Okapi Creative Privacy Policy
Introduction
Okapi Creative is the trading name of Seer Arts Ltd, a web development and design agency based in Cambridge, England. This Privacy Statement explains how personal data is collected, used, stored, and protected when someone visits the website, makes an enquiry, becomes a client, or otherwise interacts with the business.
This statement is intended to provide clear and transparent information in line with UK data protection law.
Who controls the data
Seer Arts Ltd is the data controller for the personal data covered by this Privacy Statement. Okapi Creative is the trading name used in connection with the services provided by Seer Arts Ltd.
Seer Arts Ltd trading as Okapi Creative
Cambridge, England, United Kingdom
Email: .(JavaScript must be enabled to view this email address)
Telephone: +44 7894 547 227
Personal data collected
Depending on how someone interacts with the business, the following personal data may be collected:
- Name
- Business or organisation name
- Email address
- Telephone number
- Postal address
- Billing and payment details
- Project briefs, content, files, and correspondence
- Technical data such as IP address, browser type, device information, and website usage data
- Marketing preferences
- Any other information voluntarily provided through contact forms, email, phone, or project communications
How personal data is used
Personal data may be used to:
- Respond to enquiries and provide quotations
- Communicate about projects, proposals, and support requests
- Deliver web design, web development, hosting coordination, maintenance, publishing, or related digital services
- Process payments and maintain accounting, tax, and business records
- Manage contracts and client relationships
- Improve website performance, security, and user experience
- Send service-related communications
- Send marketing communications where permitted by law or where consent has been given
- Meet legal and regulatory obligations
Lawful bases for processing
Personal data is processed under one or more of the following lawful bases:
- Contract — where processing is necessary to take steps before entering into a contract or to provide agreed services
- Legitimate interests — where processing is necessary for running and improving the business, managing enquiries, protecting the website, or maintaining client relationships, provided those interests are not overridden by the individual’s rights
- Consent — where consent has been given, for example for certain marketing communications or non-essential cookies
- Legal obligation — where records must be kept or information disclosed to comply with tax, accounting, fraud prevention, or other legal duties
Sharing personal data
Personal data may be shared where necessary with trusted third parties such as hosting providers, domain registrars, email and communications providers, cloud storage services, payment processors, accountants, analytics providers, security services, and professional advisers. Personal data may also be disclosed where required by law or where necessary to protect legal rights.

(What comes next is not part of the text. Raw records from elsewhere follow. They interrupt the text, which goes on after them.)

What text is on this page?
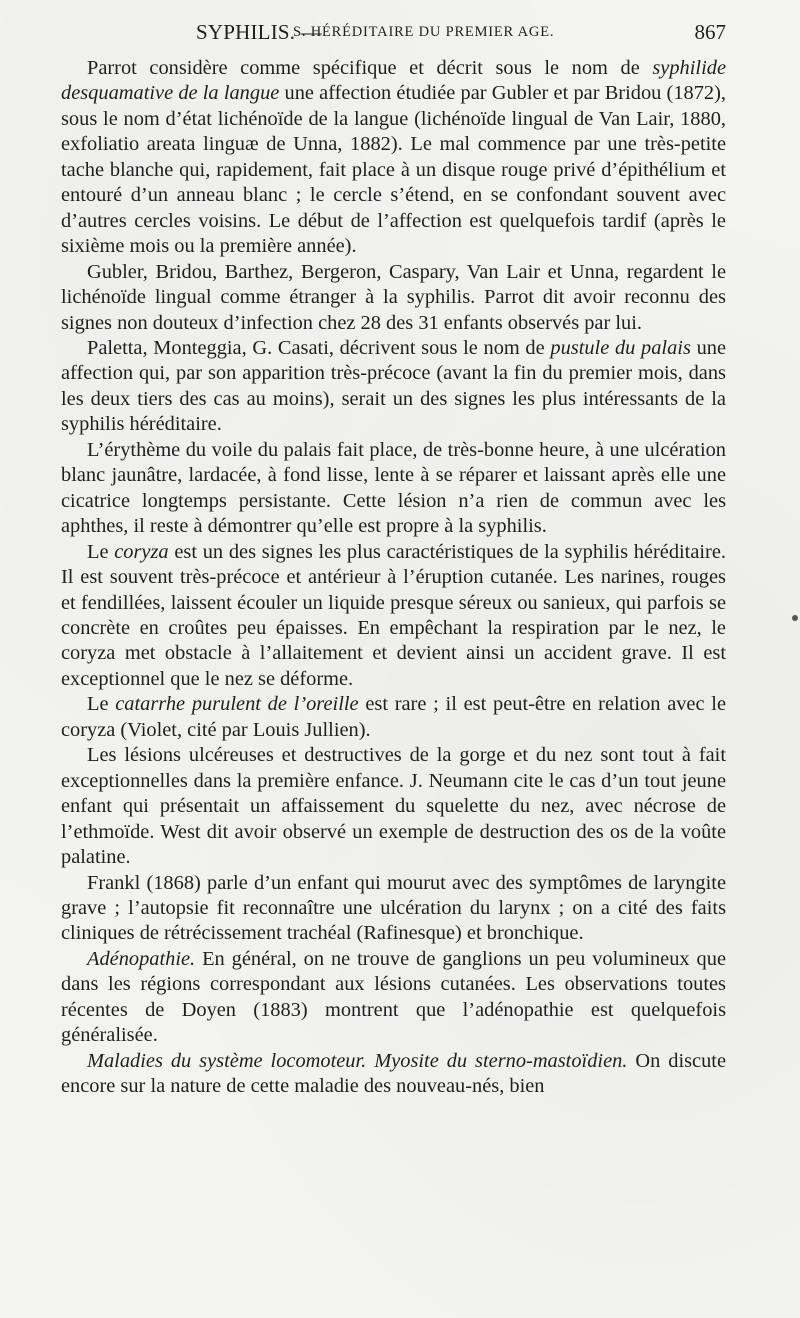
SYPHILIS. —
S. HÉRÉDITAIRE DU PREMIER AGE.	867

Parrot considère comme spécifique et décrit sous le nom de syphilide desquamative de la langue une affection étudiée par Gubler et par Bridou (1872), sous le nom d’état lichénoïde de la langue (lichénoïde lingual de Van Lair, 1880, exfoliatio areata linguæ de Unna, 1882). Le mal commence par une très-petite tache blanche qui, rapidement, fait place à un disque rouge privé d’épithélium et entouré d’un anneau blanc ; le cercle s’étend, en se confondant souvent avec d’autres cercles voisins. Le début de l’affection est quelquefois tardif (après le sixième mois ou la première année).

Gubler, Bridou, Barthez, Bergeron, Caspary, Van Lair et Unna, regardent le lichénoïde lingual comme étranger à la syphilis. Parrot dit avoir reconnu des signes non douteux d’infection chez 28 des 31 enfants observés par lui.

Paletta, Monteggia, G. Casati, décrivent sous le nom de pustule du palais une affection qui, par son apparition très-précoce (avant la fin du premier mois, dans les deux tiers des cas au moins), serait un des signes les plus intéressants de la syphilis héréditaire.

L’érythème du voile du palais fait place, de très-bonne heure, à une ulcération blanc jaunâtre, lardacée, à fond lisse, lente à se réparer et laissant après elle une cicatrice longtemps persistante. Cette lésion n’a rien de commun avec les aphthes, il reste à démontrer qu’elle est propre à la syphilis.

Le coryza est un des signes les plus caractéristiques de la syphilis héréditaire. Il est souvent très-précoce et antérieur à l’éruption cutanée. Les narines, rouges et fendillées, laissent écouler un liquide presque séreux ou sanieux, qui parfois se concrète en croûtes peu épaisses. En empêchant la respiration par le nez, le coryza met obstacle à l’allaitement et devient ainsi un accident grave. Il est exceptionnel que le nez se déforme.

Le catarrhe purulent de l’oreille est rare ; il est peut-être en relation avec le coryza (Violet, cité par Louis Jullien).

Les lésions ulcéreuses et destructives de la gorge et du nez sont tout à fait exceptionnelles dans la première enfance. J. Neumann cite le cas d’un tout jeune enfant qui présentait un affaissement du squelette du nez, avec nécrose de l’ethmoïde. West dit avoir observé un exemple de destruction des os de la voûte palatine.

Frankl (1868) parle d’un enfant qui mourut avec des symptômes de laryngite grave ; l’autopsie fit reconnaître une ulcération du larynx ; on a cité des faits cliniques de rétrécissement trachéal (Rafinesque) et bronchique.

Adénopathie. En général, on ne trouve de ganglions un peu volumineux que dans les régions correspondant aux lésions cutanées. Les observations toutes récentes de Doyen (1883) montrent que l’adénopathie est quelquefois généralisée.

Maladies du système locomoteur. Myosite du sterno-mastoïdien. On discute encore sur la nature de cette maladie des nouveau-nés, bien
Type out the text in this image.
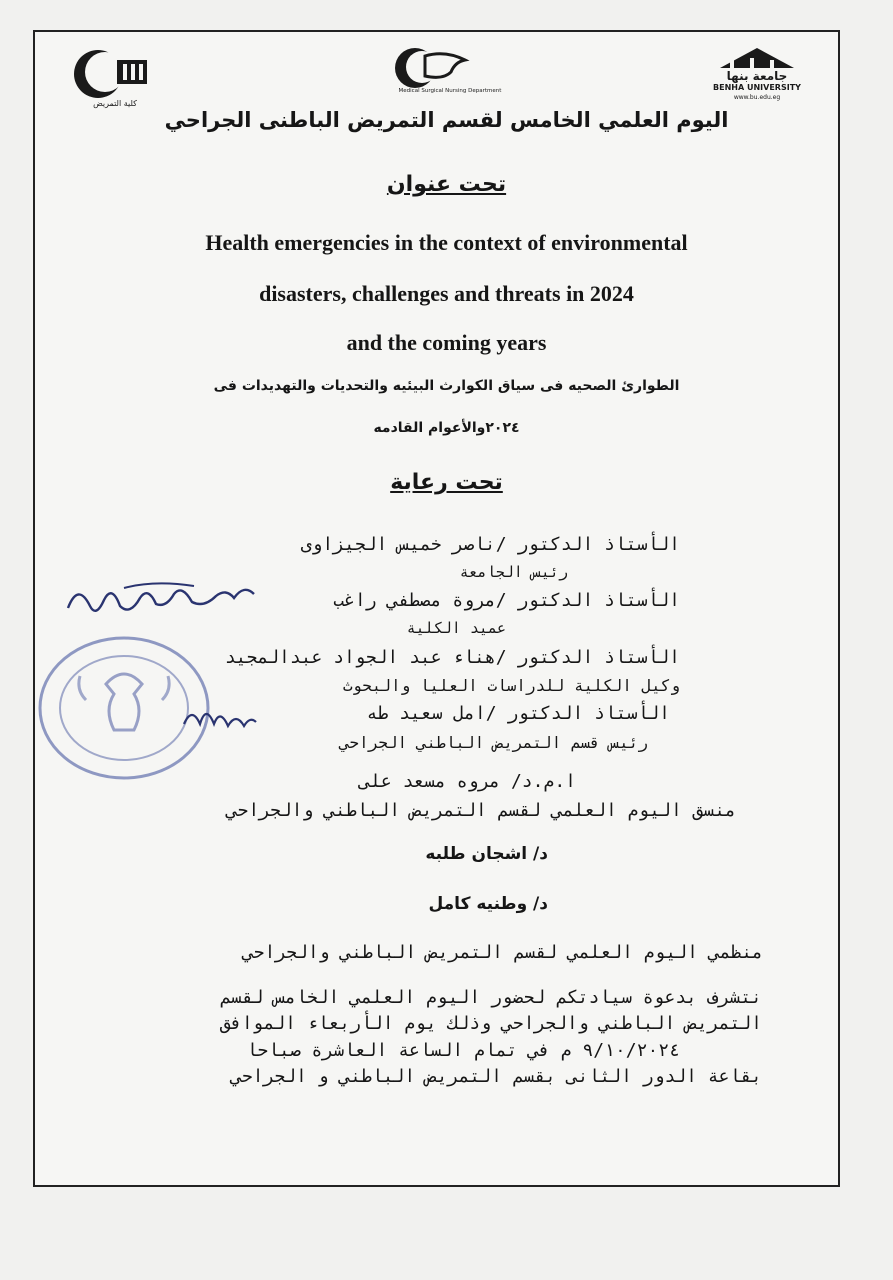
كلية التمريض
Medical Surgical Nursing Department
جامعة بنها
BENHA UNIVERSITY
www.bu.edu.eg
اليوم العلمي الخامس لقسم التمريض الباطنى الجراحي
تحت عنوان
Health emergencies in the context of environmental
disasters, challenges and threats in 2024
and the coming years
الطوارئ الصحيه فى سياق الكوارث البيئيه والتحديات والتهديدات فى
٢٠٢٤والأعوام القادمه
تحت رعاية
الأستاذ الدكتور /ناصر خميس الجيزاوى
رئيس الجامعة
الأستاذ الدكتور /مروة مصطفي راغب
عميد الكلية
الأستاذ الدكتور /هناء عبد الجواد عبدالمجيد
وكيل الكلية للدراسات العليا والبحوث
الأستاذ الدكتور /امل سعيد طه
رئيس قسم التمريض الباطني الجراحي
ا.م.د/ مروه مسعد على
منسق اليوم العلمي لقسم التمريض الباطني والجراحي
د/ اشجان طلبه
د/ وطنيه كامل
منظمي اليوم العلمي لقسم التمريض الباطني والجراحي
نتشرف بدعوة سيادتكم لحضور اليوم العلمي الخامس لقسم
التمريض الباطني والجراحي وذلك يوم الأربعاء الموافق
٩/١٠/٢٠٢٤ م في تمام الساعة العاشرة صباحا
بقاعة الدور الثانى بقسم التمريض الباطني و الجراحي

Data is only shared where there is a valid business or legal reason to do so, and reasonable steps are taken to ensure appropriate confidentiality and security.
International transfers
Some third-party providers may process personal data outside the United Kingdom. Where this happens, appropriate safeguards will be used where required by law.
Data retention
Personal data is kept only for as long as reasonably necessary for the purpose for which it was collected. Retention periods may include:
- Enquiry data: up to 24 months
- Client and project records: for the duration of the project and typically up to 6 to 7 years afterwards where needed for tax, accounting, contractual, or legal purposes
- Marketing records: until consent is withdrawn or an objection is received, unless a longer retention period is legally justified
- Technical logs and analytics data: for a limited period appropriate to security, diagnostics, and reporting needs
Cookies and website analytics
The website may use cookies or similar technologies for essential site functions, analytics, security, and performance monitoring. Where non-essential cookies are used, consent should be obtained where required, and users should be given clear information about those cookies and their choices.

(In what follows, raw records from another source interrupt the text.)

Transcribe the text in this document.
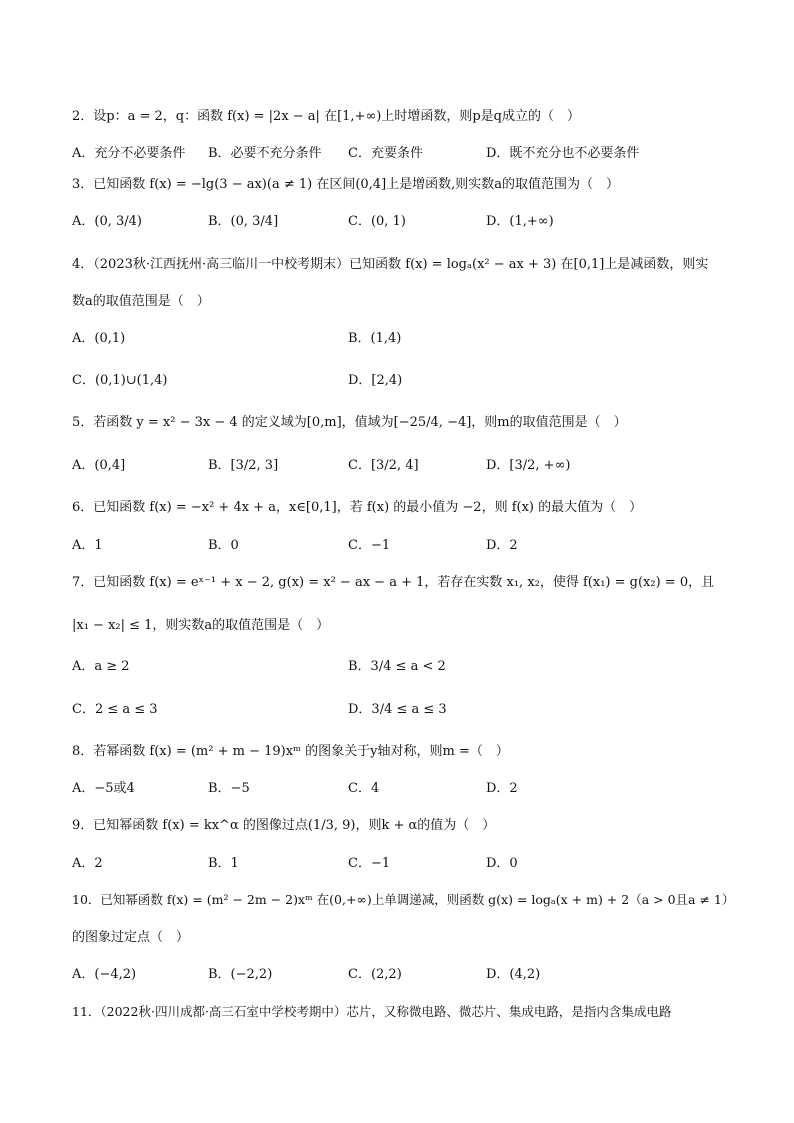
2．设p：a = 2，q：函数 f(x) = |2x − a| 在[1,+∞)上时增函数，则p是q成立的（　）
A．充分不必要条件 B．必要不充分条件 C．充要条件	D．既不充分也不必要条件
3．已知函数 f(x) = −lg(3 − ax)(a ≠ 1) 在区间(0,4]上是增函数,则实数a的取值范围为（　）
A．(0, 3/4)	B．(0, 3/4]	C．(0, 1)	D．(1,+∞)
4．（2023秋·江西抚州·高三临川一中校考期末）已知函数 f(x) = logₐ(x² − ax + 3) 在[0,1]上是减函数，则实
数a的取值范围是（　）
A．(0,1)	B．(1,4)
C．(0,1)∪(1,4)	D．[2,4)
5．若函数 y = x² − 3x − 4 的定义域为[0,m]，值域为[−25/4, −4]，则m的取值范围是（　）
A．(0,4]	B．[3/2, 3]	C．[3/2, 4]	D．[3/2, +∞)
6．已知函数 f(x) = −x² + 4x + a，x∈[0,1]，若 f(x) 的最小值为 −2，则 f(x) 的最大值为（　）
A．1	B．0	C．−1	D．2
7．已知函数 f(x) = eˣ⁻¹ + x − 2, g(x) = x² − ax − a + 1，若存在实数 x₁, x₂，使得 f(x₁) = g(x₂) = 0，且
|x₁ − x₂| ≤ 1，则实数a的取值范围是（　）
A．a ≥ 2	B．3/4 ≤ a < 2
C．2 ≤ a ≤ 3	D．3/4 ≤ a ≤ 3
8．若幂函数 f(x) = (m² + m − 19)xᵐ 的图象关于y轴对称，则m =（　）
A．−5或4	B．−5	C．4	D．2
9．已知幂函数 f(x) = kx^α 的图像过点(1/3, 9)，则k + α的值为（　）
A．2	B．1	C．−1	D．0
10．已知幂函数 f(x) = (m² − 2m − 2)xᵐ 在(0,+∞)上单调递减，则函数 g(x) = logₐ(x + m) + 2（a > 0且a ≠ 1）
的图象过定点（　）
A．(−4,2)	B．(−2,2)	C．(2,2)	D．(4,2)
11．（2022秋·四川成都·高三石室中学校考期中）芯片，又称微电路、微芯片、集成电路，是指内含集成电路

If a separate cookie policy or cookie banner is used, it should be read alongside this Privacy Statement.
Data security
Appropriate technical and organisational measures are used to protect personal data against unauthorised access, misuse, loss, alteration, or disclosure. While no system can be guaranteed completely secure, reasonable safeguards are applied to reduce risk and support secure handling of information.
Individual rights
Under UK data protection law, individuals may have the right to:
- Request access to their personal data
- Request correction of inaccurate or incomplete information
- Request erasure in certain circumstances
- Request restriction of processing in certain circumstances
- Object to processing based on legitimate interests
- Withdraw consent where consent is the lawful basis
- Request data portability where applicable
- Lodge a complaint with the Information Commissioner’s Office
Complaints
Any concerns about the use of personal data should be raised in the first instance using the contact details above. Individuals also have the right to complain to the Information Commissioner’s Office (ICO), the UK regulator for data protection matters.
Changes to this statement
This Privacy Statement may be updated from time to time to reflect changes in services, legal requirements, or data processing practices. The latest version should always be published on the website with the updated revision date.
This template is designed for use by Okapi Creative, trading name of Seer Arts Ltd.